Description
The world suddenly has become awash in data! A great many popular books have been written recently that extol “big data” and the information derived for decision makers. These data are considered “big” because a certain “catalog” of data may be so large that traditional ways of managing and analyzing such information cannot easily accommodate it. The data originate from you and me whenever we use certain social media, or make purchases online, or have information derived from us through radio frequency identification (RFID) readers attached to clothing and cars, even implanted in animals, and so on. The result is a massive avalanche of information that exists for businesses leaders, decision makers, and researchers to use for predicting related behaviors and attitudes.
BIG DATA ANALYSIS
Decision makers are trying to figure out how to manage and use the information available. Typical computer software used for statistical decision making is currently limited to a number of cases far below that which is available for consideration of big data. A traditional approach to address this issue is known as “data mining” in which a number of techniques, including statistics, are used to discover patterns in a large set of data.

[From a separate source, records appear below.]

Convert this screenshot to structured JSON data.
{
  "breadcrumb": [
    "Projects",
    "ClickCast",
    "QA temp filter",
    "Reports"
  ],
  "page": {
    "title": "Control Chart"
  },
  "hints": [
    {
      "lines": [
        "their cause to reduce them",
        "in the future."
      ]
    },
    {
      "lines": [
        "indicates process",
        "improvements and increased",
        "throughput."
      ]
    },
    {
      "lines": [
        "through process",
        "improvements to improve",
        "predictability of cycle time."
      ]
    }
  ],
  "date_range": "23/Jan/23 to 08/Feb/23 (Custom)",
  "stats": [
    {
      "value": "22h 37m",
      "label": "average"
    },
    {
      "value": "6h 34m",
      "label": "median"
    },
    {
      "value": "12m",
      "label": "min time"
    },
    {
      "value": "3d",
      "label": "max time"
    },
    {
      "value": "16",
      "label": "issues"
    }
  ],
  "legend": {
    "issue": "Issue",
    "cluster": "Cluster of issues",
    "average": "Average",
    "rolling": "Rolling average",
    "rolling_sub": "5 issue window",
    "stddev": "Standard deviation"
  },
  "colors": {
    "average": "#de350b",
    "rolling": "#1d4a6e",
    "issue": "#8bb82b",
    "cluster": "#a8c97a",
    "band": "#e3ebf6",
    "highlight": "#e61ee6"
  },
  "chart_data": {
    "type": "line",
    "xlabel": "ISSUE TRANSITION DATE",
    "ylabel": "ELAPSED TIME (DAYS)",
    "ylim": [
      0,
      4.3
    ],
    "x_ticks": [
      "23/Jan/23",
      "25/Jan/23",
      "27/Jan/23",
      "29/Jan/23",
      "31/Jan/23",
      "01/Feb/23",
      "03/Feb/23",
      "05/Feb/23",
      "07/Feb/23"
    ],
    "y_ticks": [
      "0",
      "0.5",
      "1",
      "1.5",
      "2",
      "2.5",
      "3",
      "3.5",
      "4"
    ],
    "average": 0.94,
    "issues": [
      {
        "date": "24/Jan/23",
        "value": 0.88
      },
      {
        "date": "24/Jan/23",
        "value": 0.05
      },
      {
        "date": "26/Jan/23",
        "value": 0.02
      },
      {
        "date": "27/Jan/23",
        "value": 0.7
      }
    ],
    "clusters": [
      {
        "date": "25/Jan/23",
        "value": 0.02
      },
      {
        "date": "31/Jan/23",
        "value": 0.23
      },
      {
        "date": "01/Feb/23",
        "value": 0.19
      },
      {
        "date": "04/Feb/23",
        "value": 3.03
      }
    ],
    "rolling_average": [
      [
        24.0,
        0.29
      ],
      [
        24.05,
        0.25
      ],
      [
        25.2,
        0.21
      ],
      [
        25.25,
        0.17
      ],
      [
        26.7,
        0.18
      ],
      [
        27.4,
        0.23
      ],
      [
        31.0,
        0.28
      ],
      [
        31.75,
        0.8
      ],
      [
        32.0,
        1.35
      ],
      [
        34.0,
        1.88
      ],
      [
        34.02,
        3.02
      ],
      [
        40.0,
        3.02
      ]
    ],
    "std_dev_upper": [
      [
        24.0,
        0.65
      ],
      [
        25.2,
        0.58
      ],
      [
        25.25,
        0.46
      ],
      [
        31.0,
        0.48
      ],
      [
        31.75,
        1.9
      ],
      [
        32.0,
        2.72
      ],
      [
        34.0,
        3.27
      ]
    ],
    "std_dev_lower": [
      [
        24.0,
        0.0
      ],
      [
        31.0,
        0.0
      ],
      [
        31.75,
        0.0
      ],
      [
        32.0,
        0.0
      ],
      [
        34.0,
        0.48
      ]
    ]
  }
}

Researchers may be overjoyed with the availability of such rich data, but it pro-vides both opportunities and challenges. On the opportunity side, never before have such large amounts of information been available to assist researchers and policy makers understand widespread public thinking and behavior. On the challenge side however are several difficult questions:
• How are such data to be examined?
• Do current social science methods and processes provide guidance to examining data sets that surpass historical data-gathering capacity?

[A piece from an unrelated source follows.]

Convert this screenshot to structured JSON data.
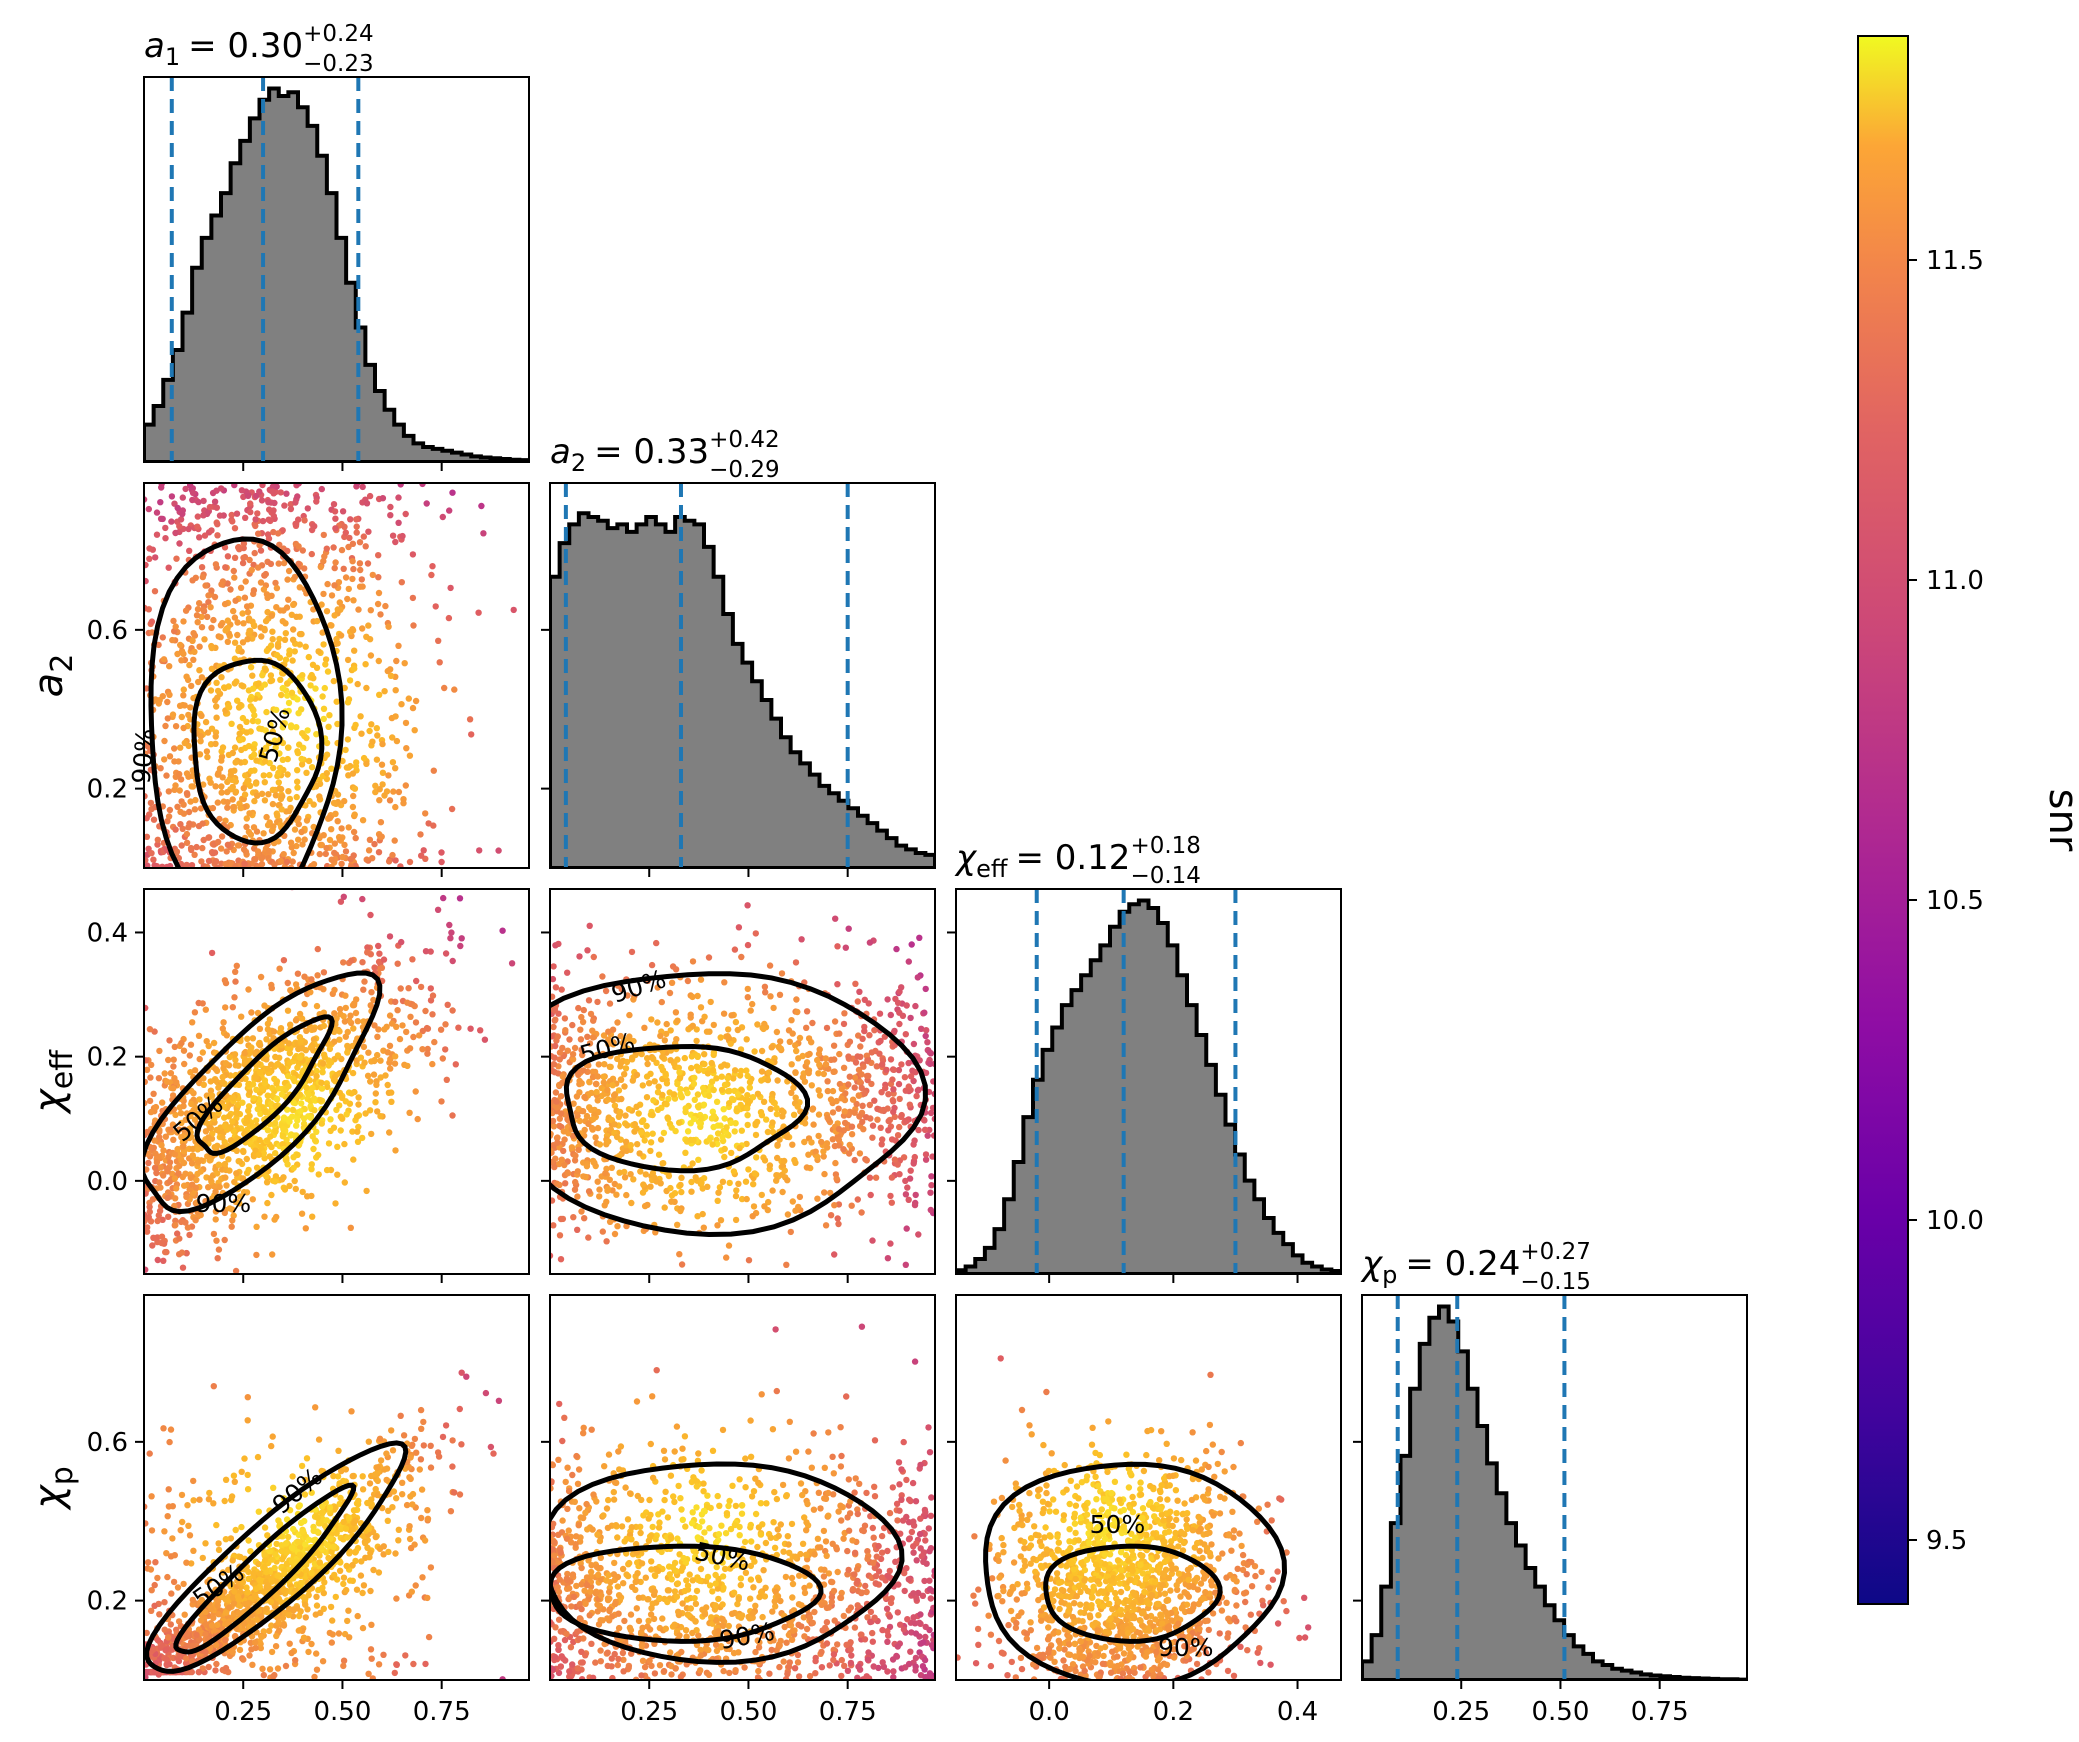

• Are big data representative?
• Do data sets so large obviate the need for probability-based research analyses?
• Do decision makers understand how to use social science methodology to assist in their analyses of emerging data?
• Will the decisions emerging from big data be used ethically, within the context to social science research guidelines?

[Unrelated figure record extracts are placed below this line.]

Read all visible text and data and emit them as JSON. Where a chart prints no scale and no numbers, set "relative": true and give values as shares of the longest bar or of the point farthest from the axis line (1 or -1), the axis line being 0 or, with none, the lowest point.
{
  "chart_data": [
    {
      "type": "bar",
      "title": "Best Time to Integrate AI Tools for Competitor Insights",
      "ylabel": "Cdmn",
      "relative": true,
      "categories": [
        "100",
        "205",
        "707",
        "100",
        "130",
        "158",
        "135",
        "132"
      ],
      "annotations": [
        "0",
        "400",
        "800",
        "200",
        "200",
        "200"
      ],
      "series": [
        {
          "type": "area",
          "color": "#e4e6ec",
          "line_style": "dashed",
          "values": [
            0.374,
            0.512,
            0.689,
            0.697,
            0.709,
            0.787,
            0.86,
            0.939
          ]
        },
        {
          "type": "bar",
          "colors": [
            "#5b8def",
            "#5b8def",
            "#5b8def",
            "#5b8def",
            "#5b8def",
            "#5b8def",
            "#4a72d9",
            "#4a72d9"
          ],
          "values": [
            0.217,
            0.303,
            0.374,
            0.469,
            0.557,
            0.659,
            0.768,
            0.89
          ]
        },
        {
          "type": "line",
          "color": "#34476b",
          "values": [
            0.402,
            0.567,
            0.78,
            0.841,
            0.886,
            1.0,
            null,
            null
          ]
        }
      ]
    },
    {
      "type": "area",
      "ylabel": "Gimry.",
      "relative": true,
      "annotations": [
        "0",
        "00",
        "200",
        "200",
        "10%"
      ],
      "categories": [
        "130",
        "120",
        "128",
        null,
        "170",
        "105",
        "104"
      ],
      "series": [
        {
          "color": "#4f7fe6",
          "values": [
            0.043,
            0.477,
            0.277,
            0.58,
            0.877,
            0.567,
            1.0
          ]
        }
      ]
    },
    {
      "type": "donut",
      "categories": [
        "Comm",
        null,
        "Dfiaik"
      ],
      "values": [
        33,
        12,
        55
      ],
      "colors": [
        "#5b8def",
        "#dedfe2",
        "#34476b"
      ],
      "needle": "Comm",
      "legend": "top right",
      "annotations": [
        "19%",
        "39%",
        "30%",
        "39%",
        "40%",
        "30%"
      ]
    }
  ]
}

• Will effect size considerations overshadow questions of significance testing?
Social scientists can rely on existing statistical methods to manage and analyze big data, but the way in which the analyses are used for decision making will change. One trend is that prediction may be hailed as a more prominent method for under-standing the data than traditional hypothesis testing. We will have more to say about this distinction later in the book, but it is important at this point to see that researchers will need to adapt statistical approaches for analyzing big data.
VISUAL DATA ANALYSIS
Another emerging trend for understanding and managing the swell of data is the use of visuals. Of course, visual descriptions of data have been used for centuries. It is commonly acknowledged that the first “pie chart” was published by Playfair (1801). Playfair’s example in Figure 1.1 compares the dynamics of nations over time.
Figure 1.1 compared nations using size, color, and orientation over time. Using this method for comparing information has been useful for viewing the patterns in data not readily observable from numerical analysis.
As with numerical methods, however, there are opportunities and challenges in the use of visual analyses:
• Can visual means be used to convey complex meaning?
• Are there “rules” that will help to insure a standard way of creating, analyzing, and interpreting such visual information?
• Will visual analyses become divorced from numerical analysis so that observers have no way of objectively confirming the meaning of the images?